The Supreme Court heard opening arguments Sept. 8 on the campaign finance reform law, also known as the McCain-Feingold law, named after the senators who supported it.
This is the first time since the Watergate tapes scandal in 1974 the Court has interrupted its summer recess to hear a case.
Robert Lowry, associate professor of political science, said the biggest change this law brought was national parties could no longer raise soft money. It also meant state parties could not spend soft money on federal elections.
“That’s been a huge change, especially for the Democrats,” Lowry said.
Mark Daley, communication director for the Iowa Democratic Party, said the law does not affect the party’s day to day operation.
Gentry Collins, executive director for the Iowa Republican Party, said the law has made it much more difficult to raise hard money as opposed to soft money.
“Not that our hands have been tied and the Democrats’ haven’t, but it certainly hampers our ability to campaign directly,” Collins said.
He also said the law will make it illegal for a candidate running in a federal election to help another candidate running in a state election.
Collins gave the example of a federal candidate being barred from speaking at a gathering put on by a state election candidate, even if it had nothing to do with the federal election.
“Frankly it’s a little ridiculous,” Collins said.
The law also restricts advertising, or “electioneering communications” from corporations and labor unions 30 days before a primary election and 60 days before a general election.

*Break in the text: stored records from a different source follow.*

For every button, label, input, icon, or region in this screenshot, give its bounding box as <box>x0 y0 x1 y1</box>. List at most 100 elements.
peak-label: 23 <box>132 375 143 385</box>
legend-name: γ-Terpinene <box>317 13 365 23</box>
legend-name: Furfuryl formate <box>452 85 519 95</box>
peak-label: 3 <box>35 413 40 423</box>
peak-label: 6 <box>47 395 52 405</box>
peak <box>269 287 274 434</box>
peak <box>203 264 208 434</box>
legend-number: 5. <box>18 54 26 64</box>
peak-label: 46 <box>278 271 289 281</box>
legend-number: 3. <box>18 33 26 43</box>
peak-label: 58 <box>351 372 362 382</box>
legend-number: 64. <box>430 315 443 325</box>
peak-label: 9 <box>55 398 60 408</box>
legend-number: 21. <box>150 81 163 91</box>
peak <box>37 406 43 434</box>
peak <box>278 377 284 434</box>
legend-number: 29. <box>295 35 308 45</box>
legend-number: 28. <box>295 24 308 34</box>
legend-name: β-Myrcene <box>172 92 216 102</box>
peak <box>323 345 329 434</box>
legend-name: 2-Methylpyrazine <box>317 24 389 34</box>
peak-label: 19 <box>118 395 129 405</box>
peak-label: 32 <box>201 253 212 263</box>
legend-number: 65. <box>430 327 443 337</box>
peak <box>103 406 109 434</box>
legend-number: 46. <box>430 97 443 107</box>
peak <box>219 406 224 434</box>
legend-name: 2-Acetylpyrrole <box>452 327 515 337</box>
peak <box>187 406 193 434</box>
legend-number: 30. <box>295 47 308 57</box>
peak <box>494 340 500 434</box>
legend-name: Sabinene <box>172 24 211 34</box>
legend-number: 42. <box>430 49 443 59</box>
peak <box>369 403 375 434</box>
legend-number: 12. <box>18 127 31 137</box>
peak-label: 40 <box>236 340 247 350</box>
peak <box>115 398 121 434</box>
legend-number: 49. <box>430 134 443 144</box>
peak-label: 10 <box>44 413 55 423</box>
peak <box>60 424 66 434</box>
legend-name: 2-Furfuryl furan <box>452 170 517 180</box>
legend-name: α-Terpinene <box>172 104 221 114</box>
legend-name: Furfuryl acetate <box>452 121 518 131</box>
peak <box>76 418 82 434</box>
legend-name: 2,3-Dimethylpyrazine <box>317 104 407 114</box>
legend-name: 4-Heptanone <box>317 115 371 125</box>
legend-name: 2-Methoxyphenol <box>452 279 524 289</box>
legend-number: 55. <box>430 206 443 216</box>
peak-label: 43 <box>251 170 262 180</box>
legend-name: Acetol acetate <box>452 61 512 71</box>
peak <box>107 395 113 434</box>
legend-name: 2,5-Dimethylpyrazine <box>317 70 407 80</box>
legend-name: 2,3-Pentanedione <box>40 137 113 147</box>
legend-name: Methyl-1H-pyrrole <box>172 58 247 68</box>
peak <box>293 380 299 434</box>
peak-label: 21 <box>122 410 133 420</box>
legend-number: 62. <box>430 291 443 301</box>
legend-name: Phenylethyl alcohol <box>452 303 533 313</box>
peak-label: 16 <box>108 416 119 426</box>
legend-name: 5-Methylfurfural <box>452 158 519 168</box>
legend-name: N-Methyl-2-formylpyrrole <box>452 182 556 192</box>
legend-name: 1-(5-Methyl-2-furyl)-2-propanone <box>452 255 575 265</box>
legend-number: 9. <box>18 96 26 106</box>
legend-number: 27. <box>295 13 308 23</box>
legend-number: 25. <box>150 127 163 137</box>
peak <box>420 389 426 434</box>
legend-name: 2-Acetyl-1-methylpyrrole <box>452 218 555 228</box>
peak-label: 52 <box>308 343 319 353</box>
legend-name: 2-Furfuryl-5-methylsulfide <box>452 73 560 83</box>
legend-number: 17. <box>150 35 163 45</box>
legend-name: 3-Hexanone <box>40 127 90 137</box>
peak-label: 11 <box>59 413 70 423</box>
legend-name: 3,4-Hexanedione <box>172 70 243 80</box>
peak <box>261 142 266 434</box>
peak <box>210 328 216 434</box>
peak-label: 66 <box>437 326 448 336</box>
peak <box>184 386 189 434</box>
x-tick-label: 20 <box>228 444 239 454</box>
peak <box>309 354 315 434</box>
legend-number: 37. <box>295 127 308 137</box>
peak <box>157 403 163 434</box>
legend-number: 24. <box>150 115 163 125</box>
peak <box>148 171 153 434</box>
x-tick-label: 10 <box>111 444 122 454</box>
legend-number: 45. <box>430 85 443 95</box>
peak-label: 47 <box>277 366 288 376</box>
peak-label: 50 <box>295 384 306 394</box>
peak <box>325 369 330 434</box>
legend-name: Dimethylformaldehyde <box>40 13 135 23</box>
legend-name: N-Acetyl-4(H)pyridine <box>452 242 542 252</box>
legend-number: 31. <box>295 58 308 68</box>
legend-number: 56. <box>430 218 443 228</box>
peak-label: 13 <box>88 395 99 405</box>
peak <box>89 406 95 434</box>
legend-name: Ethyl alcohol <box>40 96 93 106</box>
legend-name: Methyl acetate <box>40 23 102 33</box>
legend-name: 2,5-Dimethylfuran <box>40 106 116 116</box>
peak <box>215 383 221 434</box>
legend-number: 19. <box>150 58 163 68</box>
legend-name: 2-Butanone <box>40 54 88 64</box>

The American Civil Liberties Union called the provision unconstitutional because it restricted the free speech of the corporations, labor unions and nonprofit organizations.
Cara Harris, president of the Iowa State chapter of the ACLU, said it would basically make it a crime to comment on anything that might affect the federal election.
“[The ACLU’s] biggest beef would be not being able to discuss the Bush campaign and the Patriot Act and such,” said Harris, a junior in liberal studies.
Collins said the law clearly infringes on the First Amendment.
“The participation in the political process is one of the most fundamental rights and the court ought to protect that,” Collins said.
Lowry said he doesn’t worry so much about the possible violation of the right of speech, but more about the vagueness of the law. He said it does not draw a line on what is considered to be “electioneering communications.”
According to the New York Times, the vote may be in the hands of Justice Sandra Day O’Connor after Chief Justice William Rehnquist called his 1990 decision supporting Michigan’s restrictions on campaign spending “dubious.”
Lowry said the lineup in the Supreme Court is a little different than normal with Rehnquist falling in the middle of the issue and Justice Anthony Kennedy pushing toward the side of free speech. He said the decision may still come down to O’Connor in the end.
O’Connor looks very closely at the facts and does not announce a principle at the beginning as the other justices do, Lowry said.
“She seems to just be fact-oriented,” he said. “She see things in gray and not just black and white.”
Lowry said he is betting the decision will come out before the holiday season, but he did not have a guess on the outcome.